Als de gulzige wolf zich verslikt in het bot dat in zijn strot blijft haken en hij bang is te stikken is de hulp nabij.
Bij geluk spanceerde daar
Juist meneer de Lepelaar:
Deze zag den lijder wenken,
snelde toe, en diep begaan
Ving hij de operatie aan.
Het gaat er bij De La Fontaine niet om of de redder in nood een heilige vogel is, die tegenover de duivelse wolf wordt gezet. Het gaat om het instrumentarium, de handige snavel die als een soort reuzenpincet ingezet kan worden om een leven te redden. De lepelaar heeft medelijden, hij is ‘diep begaan’ en wil de wolf uit zijn ellendige positie bevrijden Het resultaat is echter hetzelfde als bij Aesopus, want zodra het gevaar is geweken verwacht de chirurg betaling:
Met zijn snavel, wacht maar even, Werd het beentje’ er uit gehaald
“Moeite had hij zich gegeven” – “Goed salaris moest betaald!”

Ook hier is de wolf het er niet mee eens. Hij zet het op een schreeuwen en scheldt de redder uit voor ‘verwaande gek’. De vogel moet blij zijn dat hij zijn bek straffeloos in zijn muil mocht wagen. Een typisch geval van projectie. Hij draait de zaak om door de hulpverlener te beschuldigen van waar hij zelf aan leidt: ondankbaarheid.
“Ga, ondankbaar schepsel, ga!
Kom mijn klauwen nooit te na!”
In tegenstelling tot Aesopus laat Jean De La Fontaine de conclusie, de moraal, aan ons over. Hij geeft zelf geen mening, de les kunnen wij zelf trekken, naar gelang onze visie op het verhaal.

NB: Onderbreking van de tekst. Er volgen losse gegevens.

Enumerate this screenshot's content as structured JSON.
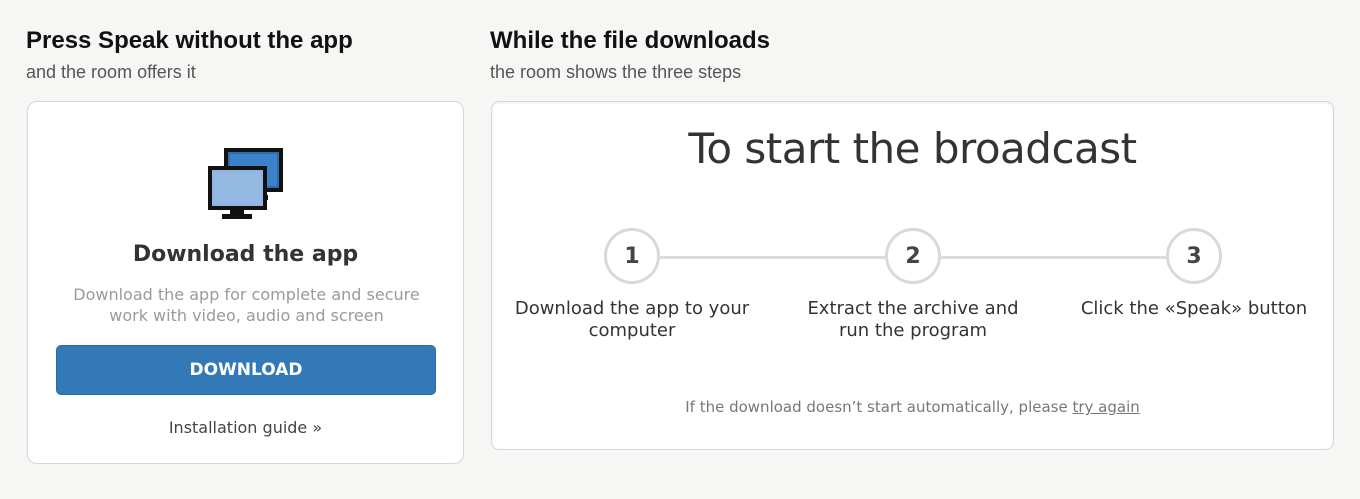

Allereerst valt de reactie op waarmee de sterke wolf zijn ongemakkelijke gevoelens van afhankelijkheid probeert weg te drukken door de aanval te kiezen als de beste verdediging. Niet híj is de ondankbare hond, in tegendeel. Degene die hem heeft gewezen op zijn kwetsbaarheid kent zijn plaats niet. Hij kan nu even denken dat hij de verhouding in het juiste perspectief heeft gezet, dat wil zeggen in zijn eigen voordeel.

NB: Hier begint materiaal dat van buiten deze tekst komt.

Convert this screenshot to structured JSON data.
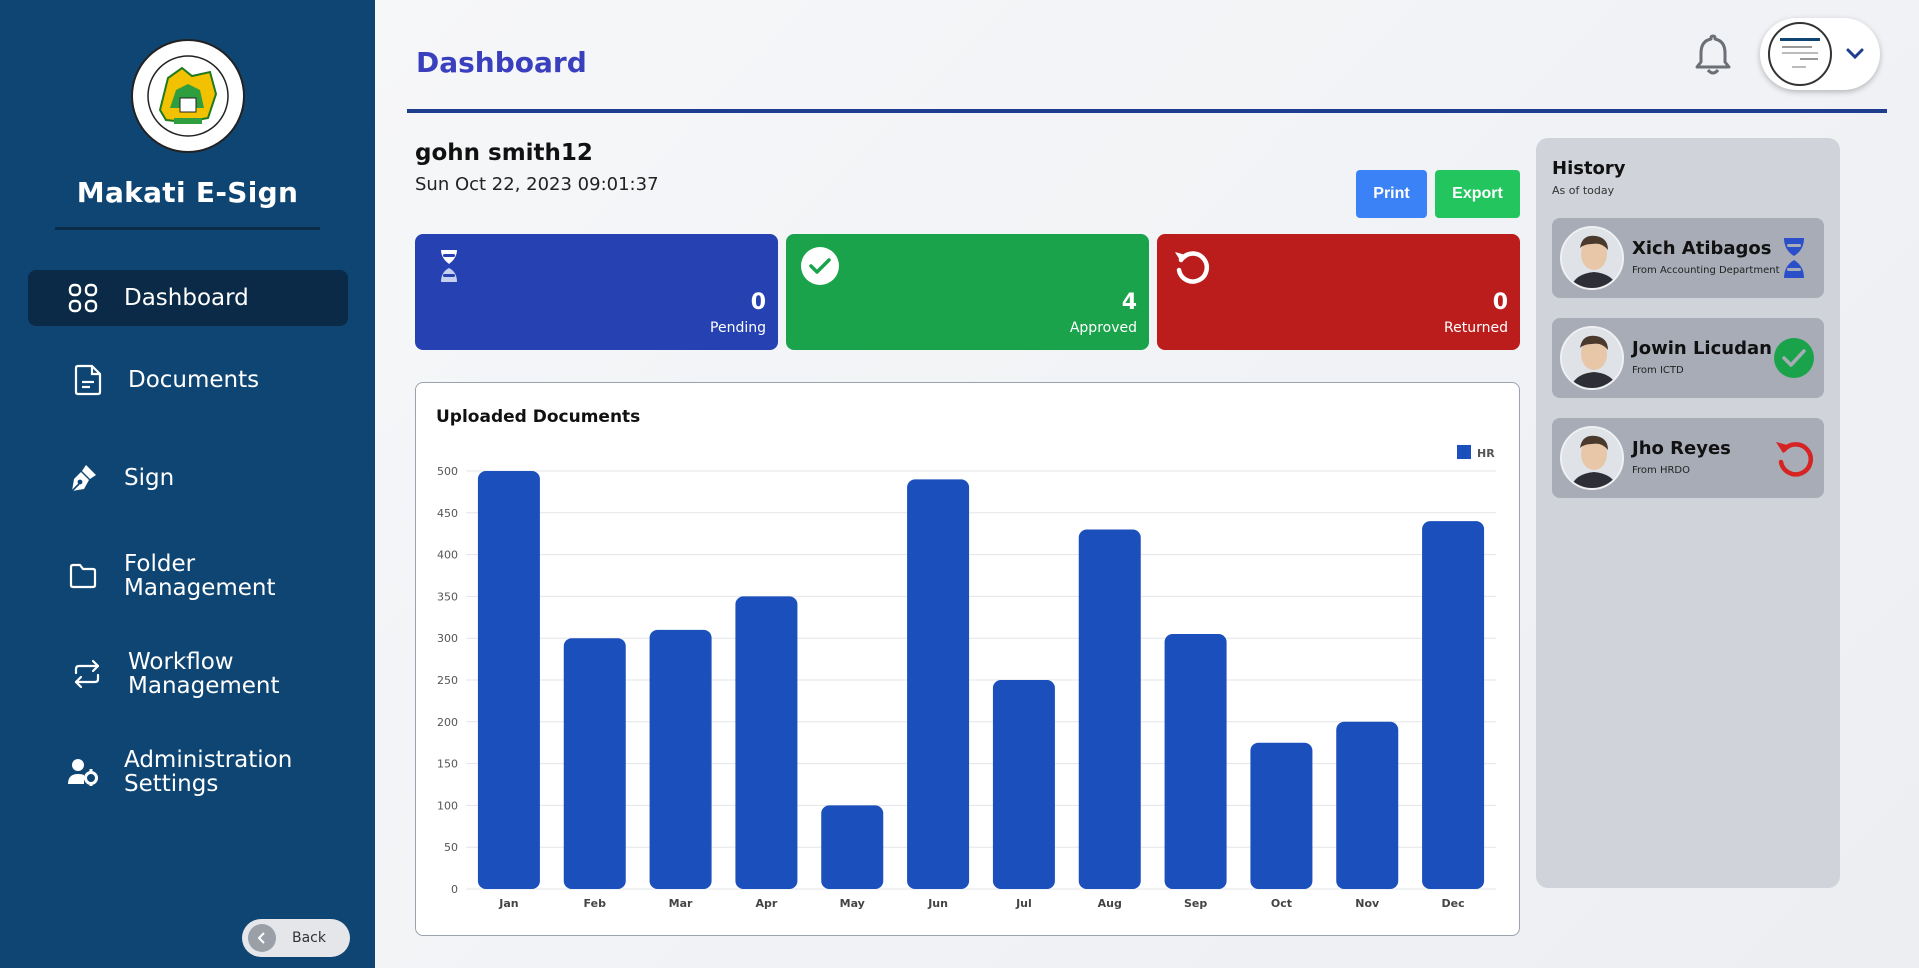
{
  "sidebar": {
    "brand": "Makati E-Sign",
    "logo_text": "LUNGSOD NG MAKATI · PILIPINAS · 1995",
    "items": [
      {
        "label": "Dashboard",
        "icon": "grid-icon"
      },
      {
        "label": "Documents",
        "icon": "document-icon"
      },
      {
        "label": "Sign",
        "icon": "pen-nib-icon"
      },
      {
        "label": "Folder Management",
        "icon": "folder-icon"
      },
      {
        "label": "Workflow Management",
        "icon": "repeat-arrows-icon"
      },
      {
        "label": "Administration Settings",
        "icon": "user-gear-icon"
      }
    ],
    "back_label": "Back"
  },
  "header": {
    "title": "Dashboard"
  },
  "user": {
    "name": "gohn smith12",
    "datetime": "Sun Oct 22, 2023 09:01:37"
  },
  "actions": {
    "print_label": "Print",
    "export_label": "Export"
  },
  "stats": [
    {
      "label": "Pending",
      "value": "0",
      "color": "#2541b2",
      "icon": "hourglass-icon"
    },
    {
      "label": "Approved",
      "value": "4",
      "color": "#1aa34a",
      "icon": "check-circle-icon"
    },
    {
      "label": "Returned",
      "value": "0",
      "color": "#bb1d1d",
      "icon": "undo-icon"
    }
  ],
  "chart": {
    "title": "Uploaded Documents"
  },
  "chart_data": {
    "type": "bar",
    "title": "Uploaded Documents",
    "categories": [
      "Jan",
      "Feb",
      "Mar",
      "Apr",
      "May",
      "Jun",
      "Jul",
      "Aug",
      "Sep",
      "Oct",
      "Nov",
      "Dec"
    ],
    "series": [
      {
        "name": "HR",
        "values": [
          500,
          300,
          310,
          350,
          100,
          490,
          250,
          430,
          305,
          175,
          200,
          440
        ],
        "color": "#1b4fbb"
      }
    ],
    "yticks": [
      0,
      50,
      100,
      150,
      200,
      250,
      300,
      350,
      400,
      450,
      500
    ],
    "ylim": [
      0,
      500
    ],
    "grid": true,
    "legend": "top-right"
  },
  "history": {
    "title": "History",
    "subtitle": "As of today",
    "items": [
      {
        "name": "Xich Atibagos",
        "dept": "From Accounting Department",
        "status": "pending",
        "status_icon": "hourglass-icon",
        "status_color": "#2b4fc9"
      },
      {
        "name": "Jowin Licudan",
        "dept": "From ICTD",
        "status": "approved",
        "status_icon": "check-circle-icon",
        "status_color": "#1aa34a"
      },
      {
        "name": "Jho Reyes",
        "dept": "From HRDO",
        "status": "returned",
        "status_icon": "undo-icon",
        "status_color": "#d62323"
      }
    ]
  }
}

Vervolgens richten we het oog op de kraanvogel, die er vooral in de fabel van Aesopus goed van af komt. Hij heeft meteen ingegrepen in een levensbedreigende situatie. Door zijn gestalte en zijn snavel en lange nek had hij als het ware het juiste EHBO diploma voor deze situatie. Vanzelfsprekend ondernam hij actie en bood de eerste hulp. Aangezien in fabels waarin dieren de hoofdrol spelen menselijke eigenschappen worden uitgebeeld, kunnen we de situatie verplaatsen naar bijvoorbeeld een restaurant waar we zitten te eten. Een van de gasten verslikt zich in een kippenbotje en loopt rood aan. Toevallig hebben we net een reanimatiecursus gevolgd, dus we snellen toe, geven vijf rugslagen tussen de schouderbladen en als dat niet helpt passen we de Heimlich-manoeuvre toe. En ja hoor, het botje schiet los en de gast komt weer tot leven. Wat een opluchting. Wij blijven bij de tafel van de ongelukkige staan en vragen om betaling voor onze inzet en voor het feit dat wij kennis van zaken hadden, dankzij een cursus die ook wat gekost heeft. Uiteraard tikken alle andere gasten op hun voorhoofd: ‘Zijn jullie helemaal gek geworden?’ Onder hen een jurist. Hij staat op: ‘Dit soort hulp valt onder de morele verplichting om te helpen in noodsituaties. In de wet heet dat “goed hulpverlenerschap”. In ons land kunt u wettelijk gezien geen beloning eisen voor het verlenen van eerste hulp, ook niet als u iemands leven heeft gered. U kunt zelfs gestraft worden als u nalaat hulp te verlenen als iemand in levensgevaar is. Maak dat u weg komt!’
Al kun je deze omstandigheden niet een op een overbrengen naar een dierenfabel uit de tijd van Aesopus, het werpt toch een ander licht op de betekenis van de moraal van het verhaaltje. In onze tijd zou hulp bieden aan iemand in nood een reflex moeten zijn, zonder verwachtingen, ook als het een slachtoffer betreft dat je niet tot je vrienden zou willen rekenen. Iets waar we mee begaan zijn, met andere woorden wat ons medelijden inboezemt, proberen we zoveel mogelijk uit zijn ellendige positie te bevrijden.”[4]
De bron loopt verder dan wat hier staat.